En revanche, différents travaux scientifiques menés au Pakistan, en Indonésie, aux Philippines, au Mexique, en Afrique du Sud et de l’Ouest montrent un lien fort entre niveau des températures et migrations. Publiée en 2016 dans le Journal of Environmental Economics and Management, une étude portant sur 163 pays entre 1980 et 2010 révèle ainsi qu’une élévation de 1°C implique pour les pays les plus agricoles une hausse de 5 % de migration internationale vers les pays de l’OCDE. Autre constat : 100 heures à plus de 30°C pendant la période de croissance des cultures implique 5% de migrations internationales supplémentaires. Des résultats qui concordent avec les connaissances sur les effets néfastes des fortes chaleurs sur la croissance et la maturation des cultures céréalières. « Je ne suis pas sûre que la température en tant que telle soit prise en compte dans la décision de migrer, mais ce paramètre apparaît dans tous les travaux, confie Valerie Mueller, chercheuse à l’université d’État de l’Arizona.
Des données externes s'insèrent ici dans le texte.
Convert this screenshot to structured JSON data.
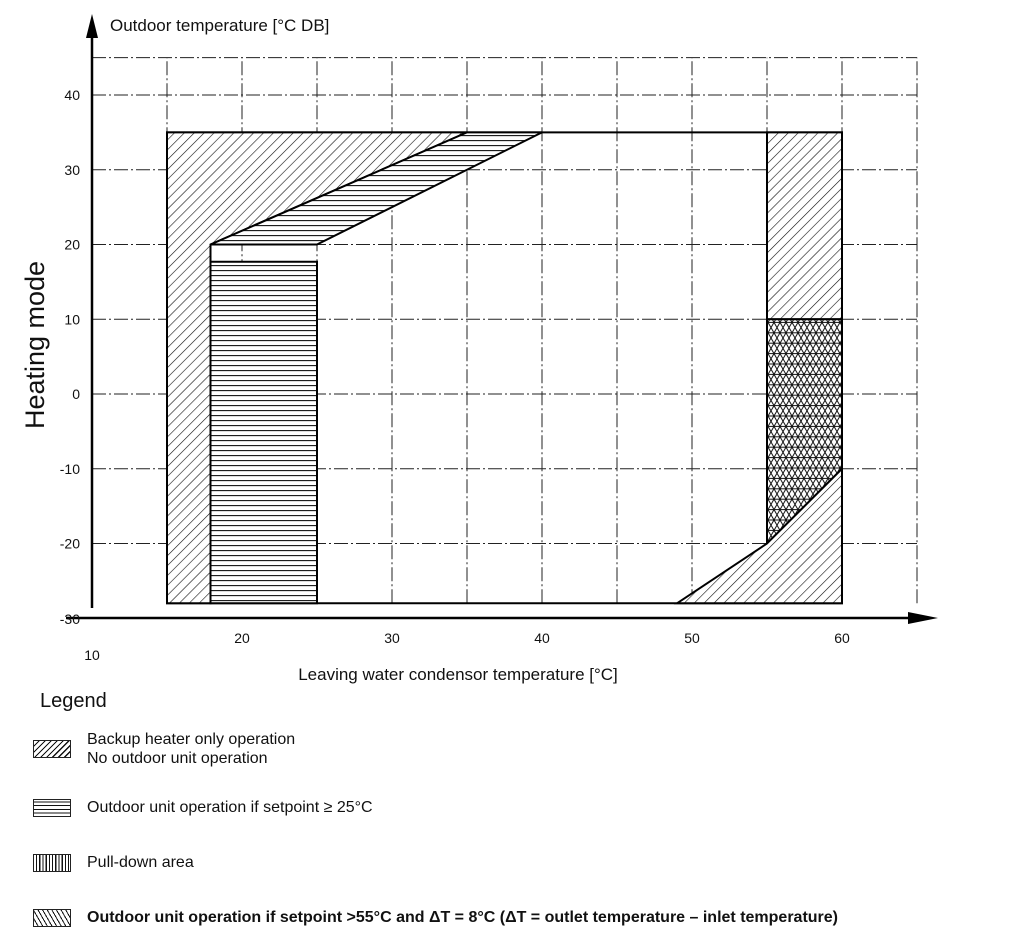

Ces études montrent que le mécanisme majeur affectant les migrations environnementales est lié à l’agriculture. »

Mais que l’on ne s’y trompe pas : si ces migrations prennent de l’ampleur, elles seront très majoritairement locales, souvent des campagnes vers les grandes villes - ce qui n’est pas sans poser d’immenses problèmes urbains. Il en va de même de l’élévation du niveau des océans, lequel ne provoquera probablement pas d’abandon massif des îles du Pacifique vers l’Australie ou la Nouvelle Zélande : la plupart des migrations aux Tuvalu, Kiribati ou Fidji se feront à l’intérieur même de ces îles; d’ailleurs, les Fidji commencent à déménager des villages côtiers, cimetières compris, vers l’intérieur des terres.

D’autres pourraient même ne pas bouger du tout ! Une enquête menée par l’université de Tokyo sur la population de quatre îlots philippins de la province de Bohol montrent des résultats surprenants : même s’ils sont désormais inondés jusqu’aux genoux à chaque grande marée, seuls 15 % des habitants envisagent de partir. La majorité préfère s’adapter et lutter, quitte à loger dans des maisons sur pilotis. « Ce cas est représentatif de ce qui pourrait se dérouler sur d’autres îles et deltas vulnérables dans le monde », soutient Miguel Esteban, chercheur à l’université de Tokyo. Que ce soit par attachement à la terre de ses ancêtres ou... par manque de moyens.

Car « la migration est une stratégie de réduction des risques accessible seulement aux plus aisés, rappelle Jean-François Maystadt, économiste de l’environnement à l’université du Lancaster (Royaume-Uni). Les effets du réchauffement pourraient être si délétères sur l’économie que certaines populations ne seraient plus capables de bouger sans aide extérieure... On s’inquiète beaucoup de futures migrations environnementales excessives mais, selon moi, le principal danger est celui de l’immobilité face au réchauffement ! » De quoi relativiser les chiffres annoncés.